Tensorboard Visualization

  1. Run Training: Make sure that tensorboard option in the config file is turned on: "tensorboard" : true.
  2. Open Tensorboard server: In the command line, type tensorboard --logdir runs/log/ --port 6006 at the project root, then server will open at http://localhost:6006. If you want to run the tensorboard visualizations from a remote server on your local machine using SSH, run the following on your local computer:
ssh -N -f -L localhost:16006:localhost:6006 <remote host username>@<remote host IP>
tensorboard --logdir runs --port 6006

The server will open at: http://localhost:6006

Visualizations

Inference of biologically relevant information learnt by models in the genomic domain is a challenge.
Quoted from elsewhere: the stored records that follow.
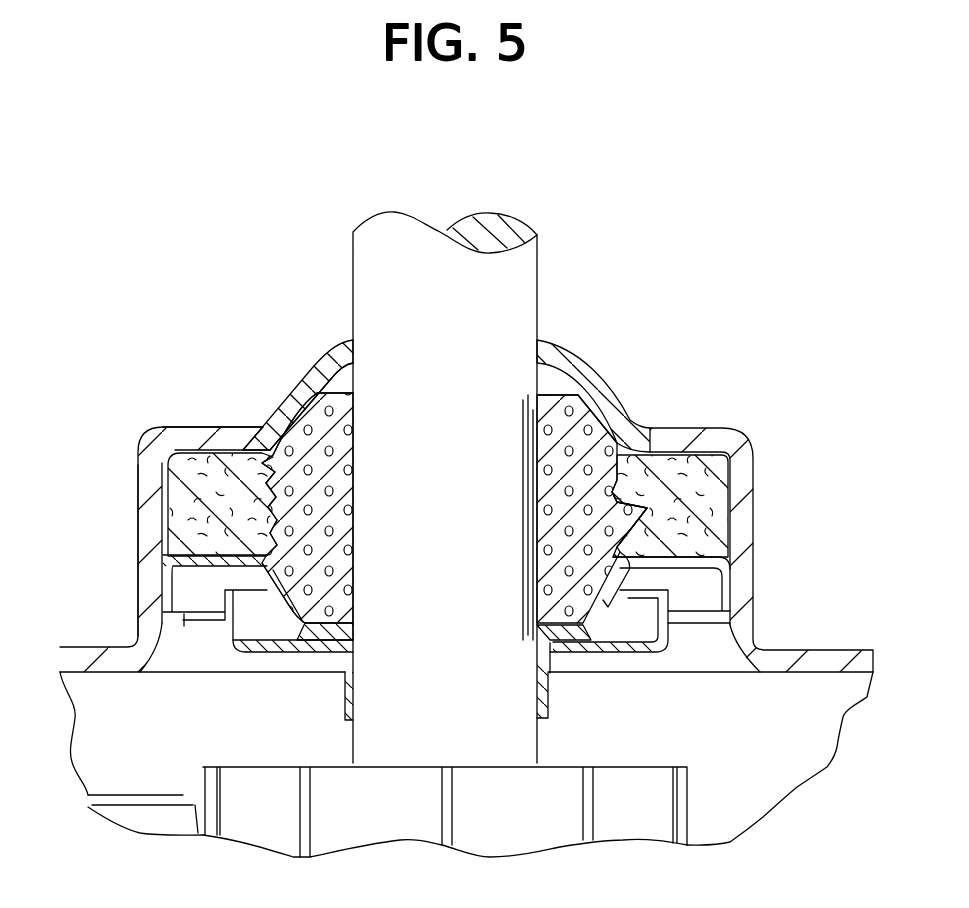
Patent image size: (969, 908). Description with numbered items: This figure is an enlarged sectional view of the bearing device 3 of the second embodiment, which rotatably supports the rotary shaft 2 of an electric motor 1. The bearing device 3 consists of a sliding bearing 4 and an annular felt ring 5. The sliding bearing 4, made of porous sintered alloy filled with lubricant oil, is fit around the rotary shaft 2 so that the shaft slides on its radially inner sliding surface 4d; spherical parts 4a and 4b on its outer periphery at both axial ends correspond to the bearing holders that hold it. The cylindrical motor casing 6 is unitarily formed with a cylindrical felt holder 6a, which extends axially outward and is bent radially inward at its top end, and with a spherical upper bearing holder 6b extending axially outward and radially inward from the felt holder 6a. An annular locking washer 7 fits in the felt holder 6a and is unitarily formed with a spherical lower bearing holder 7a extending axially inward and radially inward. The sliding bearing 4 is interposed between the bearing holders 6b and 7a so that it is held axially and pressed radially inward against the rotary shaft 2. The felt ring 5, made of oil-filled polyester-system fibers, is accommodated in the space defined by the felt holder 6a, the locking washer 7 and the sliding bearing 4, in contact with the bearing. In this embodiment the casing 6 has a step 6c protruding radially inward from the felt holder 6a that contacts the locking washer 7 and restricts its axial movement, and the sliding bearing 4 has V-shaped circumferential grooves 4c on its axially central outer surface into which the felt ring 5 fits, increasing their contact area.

The electric motor 1 is at (790, 388).
The rotary shaft 2 is at (402, 236).
The bearing device 3 is at (710, 358).
The sliding bearing 4 is at (598, 424).
The spherical part 4a is at (293, 410).
The spherical part 4b is at (287, 612).
The groove 4c is at (615, 546).
The sliding surface 4d is at (577, 358).
The annular felt ring 5 is at (685, 468).
The motor casing 6 is at (78, 647).
The felt holder 6a is at (146, 473).
The spherical bearing holder 6b is at (245, 430).
The step 6c is at (173, 626).
The annular locking washer 7 is at (726, 585).
The spherical bearing holder 7a is at (622, 599).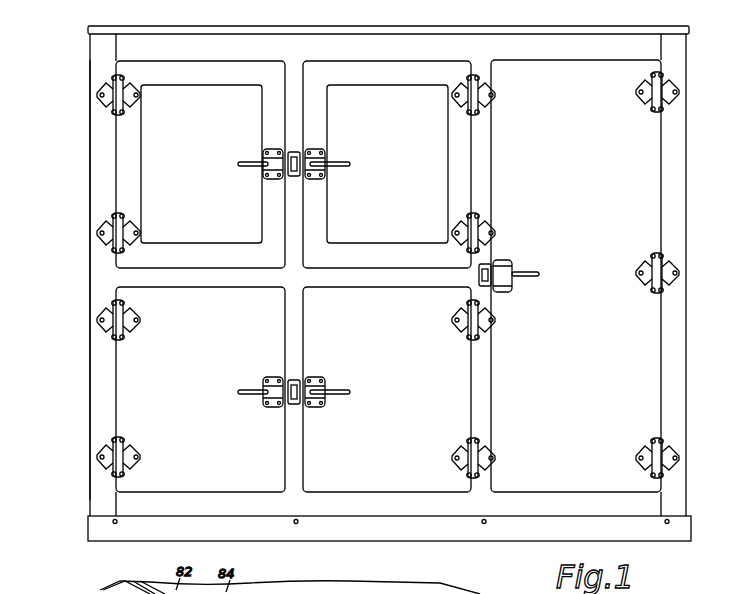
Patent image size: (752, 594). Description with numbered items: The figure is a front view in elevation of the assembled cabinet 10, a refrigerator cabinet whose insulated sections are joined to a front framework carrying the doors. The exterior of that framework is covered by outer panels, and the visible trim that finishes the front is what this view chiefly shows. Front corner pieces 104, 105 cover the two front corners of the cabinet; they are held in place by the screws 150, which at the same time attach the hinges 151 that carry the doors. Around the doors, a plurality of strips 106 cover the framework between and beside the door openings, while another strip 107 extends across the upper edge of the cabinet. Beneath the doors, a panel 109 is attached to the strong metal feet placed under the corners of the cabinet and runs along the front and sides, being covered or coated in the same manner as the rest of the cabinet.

The cabinet 10 is at (681, 80).
The front corner piece 104 is at (98, 281).
The front corner piece 105 is at (677, 293).
The strip 106 is at (377, 45).
The strip 107 is at (263, 32).
The panel 109 is at (427, 528).
The screw 150 is at (113, 438).
The hinge 151 is at (110, 467).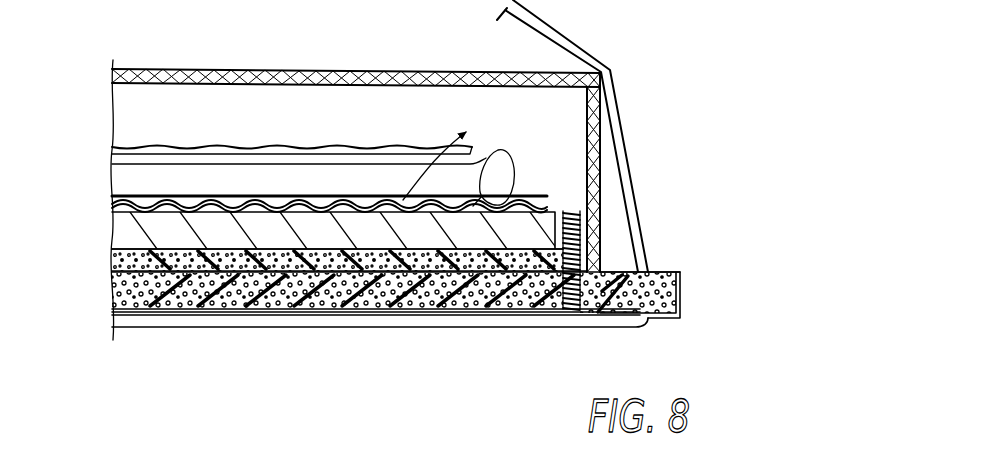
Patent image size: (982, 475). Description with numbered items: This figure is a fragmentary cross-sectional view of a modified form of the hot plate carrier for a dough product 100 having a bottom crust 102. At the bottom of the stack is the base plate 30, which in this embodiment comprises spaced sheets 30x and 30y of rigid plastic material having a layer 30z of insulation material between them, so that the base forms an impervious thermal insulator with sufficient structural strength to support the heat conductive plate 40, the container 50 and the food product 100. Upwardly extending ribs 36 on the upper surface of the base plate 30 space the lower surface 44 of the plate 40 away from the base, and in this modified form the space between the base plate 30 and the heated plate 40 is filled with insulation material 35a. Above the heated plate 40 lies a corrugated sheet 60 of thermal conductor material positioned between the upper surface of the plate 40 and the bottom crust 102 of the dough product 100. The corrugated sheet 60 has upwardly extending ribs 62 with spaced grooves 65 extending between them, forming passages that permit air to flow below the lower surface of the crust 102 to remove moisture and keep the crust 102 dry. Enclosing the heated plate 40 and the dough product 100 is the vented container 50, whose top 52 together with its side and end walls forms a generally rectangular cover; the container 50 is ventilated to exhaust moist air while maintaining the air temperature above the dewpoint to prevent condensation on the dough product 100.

The base plate 30 is at (684, 266).
The sheet of rigid plastic material 30x is at (286, 305).
The sheet of rigid plastic material 30y is at (398, 285).
The layer of insulation material 30z is at (460, 292).
The insulation material 35a is at (246, 283).
The ribs 36 is at (167, 262).
The heat conductive plate 40 is at (140, 219).
The lower surface 44 is at (200, 258).
The vented container 50 is at (188, 60).
The top 52 is at (340, 72).
The corrugated sheet 60 is at (573, 203).
The ribs 62 is at (575, 115).
The grooves 65 is at (150, 196).
The dough product 100 is at (137, 180).
The bottom crust 102 is at (275, 193).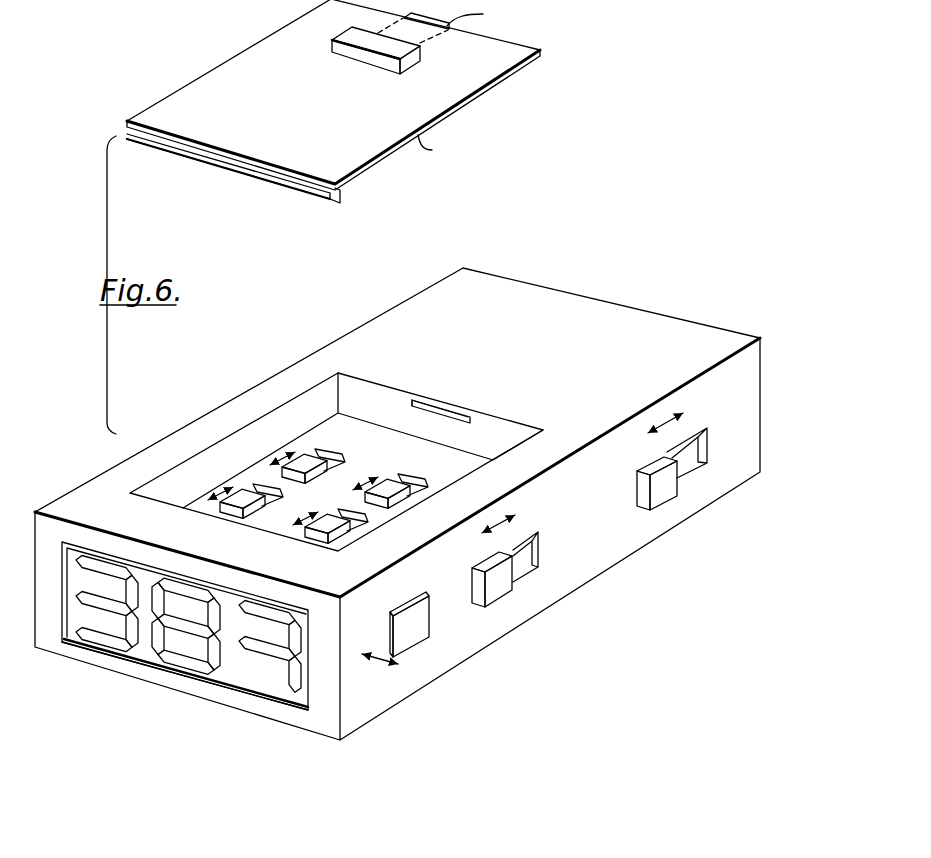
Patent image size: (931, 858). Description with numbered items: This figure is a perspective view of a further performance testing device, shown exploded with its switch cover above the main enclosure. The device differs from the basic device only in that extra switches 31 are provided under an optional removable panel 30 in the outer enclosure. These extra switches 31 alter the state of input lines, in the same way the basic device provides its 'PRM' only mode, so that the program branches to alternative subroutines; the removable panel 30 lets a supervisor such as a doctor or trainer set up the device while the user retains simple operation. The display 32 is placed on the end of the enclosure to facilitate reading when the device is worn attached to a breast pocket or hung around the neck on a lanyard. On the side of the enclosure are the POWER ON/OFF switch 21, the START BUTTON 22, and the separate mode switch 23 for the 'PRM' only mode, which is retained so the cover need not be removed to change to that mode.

We identify sequence motifs in the genome that code for exon location. We explore various intrinsic and extrinsic visualization techniques to find the important sequence motifs informing the the existence of acceptor sites or donor sites.

Scripts

  • perturbation_test.py: To perform the sequence pertubation test using the trained models. Various lengths of perturbations can be performed over the DNA sequences.
  • visualize_attention.py: Visualize the attention maps.
  • graphs.py: Code to generate the graphs (distribution of exon position for Experiment III, variation of model accuracy for over length of the DNA sequence for Experiment I.

Usage

  1. Run python3 visualize_attention.py -f <file to plot visualization for (all/file_name)> -t <train/val folder> -s <start epoch> -e <end epoch> to get visualizations from attention maps.
  2. Run python3 perturbation_test.py for perturbation tests.
  3. Get various graphs by running python3 graphs.py

License

This project is licensed under the MIT License. See LICENSE for more details.